The arctangent identity is crucial in integral calculus and trigonometry when working with angles. It allows us to solve for angles when a ratio of two sides is given. The expression \( \tan^{-1}(x) \) refers to the angle whose tangent is \( x \). In our context, the equation \( \frac{\pi}{4} = 4 \tan^{-1}\left(\frac{1}{5}\right) - \tan^{-1}\left(\frac{1}{239}\right) \) is a powerful example of such identities.

This equation can be verified by understanding that \( \tan^{-1}(1) = \frac{\pi}{4} \), as tangent of \( \frac{\pi}{4} \) is equal to 1. By expressing specific values with arctangent functions, you can reveal relationships between angles and the number \( \pi \) itself.

John Machin made this discovery by finding a special combination of arctangent values simplifying to necessary angles. This helped evaluate \( \pi \) with high accuracy, showing how arctangent identities work in real computations.

The tangent subtraction formula assists in manipulating angles and their trigonometric functions. In mathematical terms, the formula is expressed as:

\[ \tan(a - b) = \frac{\tan(a) - \tan(b)}{1 + \tan(a)\tan(b)} \]

This expression combines the tangent of two angles \( a \) and \( b \) into a single expression. It's effective in situations where you know the tangent of two angles and need to find the tangent of their difference.

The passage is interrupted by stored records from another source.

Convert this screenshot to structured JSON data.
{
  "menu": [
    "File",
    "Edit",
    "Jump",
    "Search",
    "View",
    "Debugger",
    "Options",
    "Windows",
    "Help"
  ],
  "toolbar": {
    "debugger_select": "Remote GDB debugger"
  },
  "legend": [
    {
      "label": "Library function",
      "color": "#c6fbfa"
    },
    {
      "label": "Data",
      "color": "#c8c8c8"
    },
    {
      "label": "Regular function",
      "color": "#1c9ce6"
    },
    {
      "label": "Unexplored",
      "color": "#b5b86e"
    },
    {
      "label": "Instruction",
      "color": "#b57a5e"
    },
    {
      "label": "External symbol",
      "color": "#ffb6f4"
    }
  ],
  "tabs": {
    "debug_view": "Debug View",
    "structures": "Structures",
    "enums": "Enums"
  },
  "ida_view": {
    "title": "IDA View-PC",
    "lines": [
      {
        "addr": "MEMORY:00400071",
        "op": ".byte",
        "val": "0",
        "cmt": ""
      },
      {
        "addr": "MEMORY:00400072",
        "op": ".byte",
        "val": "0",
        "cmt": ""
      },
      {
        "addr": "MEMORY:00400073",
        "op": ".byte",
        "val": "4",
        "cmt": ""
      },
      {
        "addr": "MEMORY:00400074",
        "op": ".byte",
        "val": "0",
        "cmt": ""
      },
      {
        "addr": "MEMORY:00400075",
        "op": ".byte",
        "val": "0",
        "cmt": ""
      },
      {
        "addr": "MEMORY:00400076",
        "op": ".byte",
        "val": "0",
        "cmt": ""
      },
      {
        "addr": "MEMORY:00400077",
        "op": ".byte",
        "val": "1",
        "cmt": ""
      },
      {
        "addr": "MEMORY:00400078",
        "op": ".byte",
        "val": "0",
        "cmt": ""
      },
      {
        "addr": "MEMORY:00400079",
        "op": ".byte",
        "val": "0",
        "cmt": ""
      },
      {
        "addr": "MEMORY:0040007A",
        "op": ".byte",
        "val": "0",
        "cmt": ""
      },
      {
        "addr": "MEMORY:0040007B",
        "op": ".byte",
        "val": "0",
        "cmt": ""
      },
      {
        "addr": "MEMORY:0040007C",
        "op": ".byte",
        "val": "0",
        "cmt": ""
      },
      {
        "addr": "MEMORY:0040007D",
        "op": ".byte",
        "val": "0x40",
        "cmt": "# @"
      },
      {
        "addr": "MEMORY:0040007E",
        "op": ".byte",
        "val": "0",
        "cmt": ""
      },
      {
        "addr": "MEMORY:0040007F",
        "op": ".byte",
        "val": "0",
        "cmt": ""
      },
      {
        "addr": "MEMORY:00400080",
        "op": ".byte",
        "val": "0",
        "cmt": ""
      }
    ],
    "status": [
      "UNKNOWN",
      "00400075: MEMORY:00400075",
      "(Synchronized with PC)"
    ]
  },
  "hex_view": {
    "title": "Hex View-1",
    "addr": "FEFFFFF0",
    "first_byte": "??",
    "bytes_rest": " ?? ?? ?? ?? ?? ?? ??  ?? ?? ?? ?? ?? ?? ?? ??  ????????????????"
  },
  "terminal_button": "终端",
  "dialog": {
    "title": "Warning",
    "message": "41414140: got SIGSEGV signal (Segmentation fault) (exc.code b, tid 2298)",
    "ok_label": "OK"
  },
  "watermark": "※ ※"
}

In the exercise, this formula helps simplify and verify the expression presented by John Machin: turning complex trigonometric terms like \( \tan(4\tan^{-1}(\frac{1}{5})) \) and \( \tan^{-1}(\frac{1}{239}) \) into a simplified form. Essentially, it helps in deriving that \( a - b = \tan^{-1}(1) \), which leads back to the significant value \( \frac{\pi}{4} \). Understanding this formula and its application can bridge various complex trigonometric problems in professional mathematics.

John Machin was a British mathematician revered for his work in calculating the value of \( \pi \). In 1706, he discovered a groundbreaking formula to calculate \( \pi \) with remarkable precision. Machin's formula is represented as:

\[ \frac{\pi}{4}=4 \tan^{-1}\left(\frac{1}{5}\right)-\tan^{-1}\left(\frac{1}{239}\right) \]

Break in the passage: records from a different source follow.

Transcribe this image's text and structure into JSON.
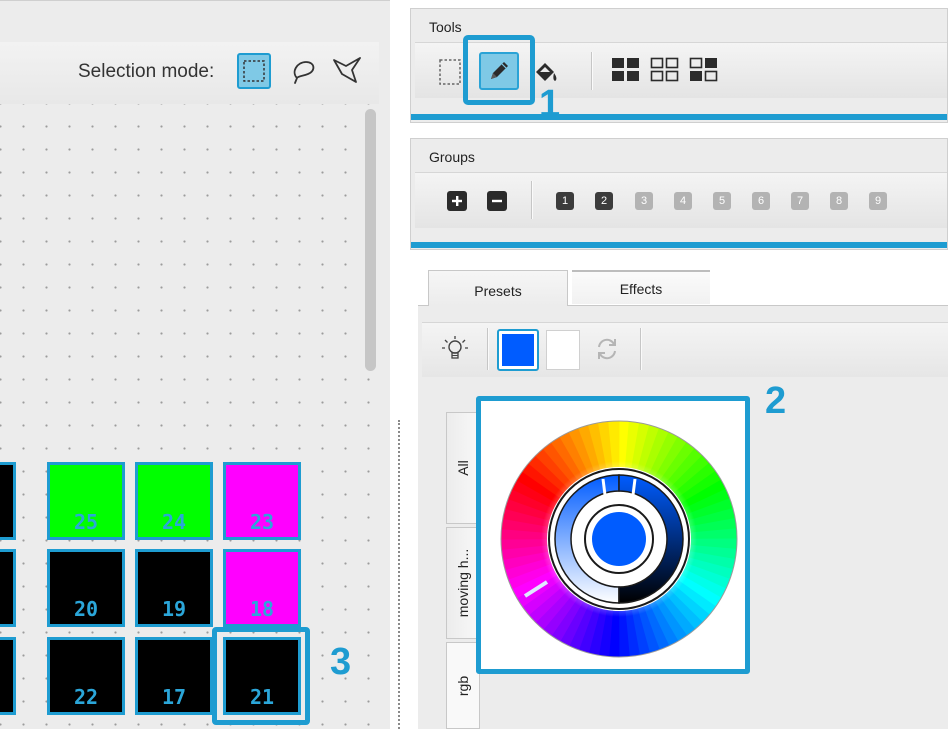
{
  "selection": {
    "label": "Selection mode:"
  },
  "tools": {
    "title": "Tools"
  },
  "groups": {
    "title": "Groups",
    "numbers": [
      "1",
      "2",
      "3",
      "4",
      "5",
      "6",
      "7",
      "8",
      "9"
    ]
  },
  "tabs": {
    "presets": "Presets",
    "effects": "Effects"
  },
  "preset_categories": [
    "All",
    "moving h...",
    "rgb"
  ],
  "fixtures": {
    "row1": [
      "25",
      "24",
      "23"
    ],
    "row2": [
      "20",
      "19",
      "18"
    ],
    "row3": [
      "22",
      "17",
      "21"
    ]
  },
  "callouts": {
    "one": "1",
    "two": "2",
    "three": "3"
  },
  "colors": {
    "accent": "#1e9cd1",
    "fixture_green": "#00ff00",
    "fixture_magenta": "#ff00ff",
    "fixture_black": "#000000",
    "selected_color": "#005cff"
  },
  "icons": {
    "tools": [
      "rect-select-icon",
      "pencil-icon",
      "paint-bucket-icon",
      "grid-fill-icon",
      "grid-empty-icon",
      "grid-mixed-icon"
    ],
    "groups": [
      "plus-icon",
      "minus-icon"
    ],
    "presets": [
      "light-bulb-icon",
      "swap-icon"
    ],
    "selection": [
      "rect-select-icon",
      "lasso-icon",
      "polygon-select-icon"
    ]
  }
}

Utilizing this equation, Machin was able to compute \( \pi \) to 100 decimal places, a feat noteworthy even to this day. His method leveraged the properties of arctangent identities and the tangent subtraction formula, solving complicated calculations without modern computational devices.

Machin's techniques display the ingenuity and creativity needed in mathematics when exact numbers and solutions were a luxury. In the realm of historical mathematical advances, Machin stands out not just for this precision but for demonstrating mathematical innovation through the use of then-current mathematical tools.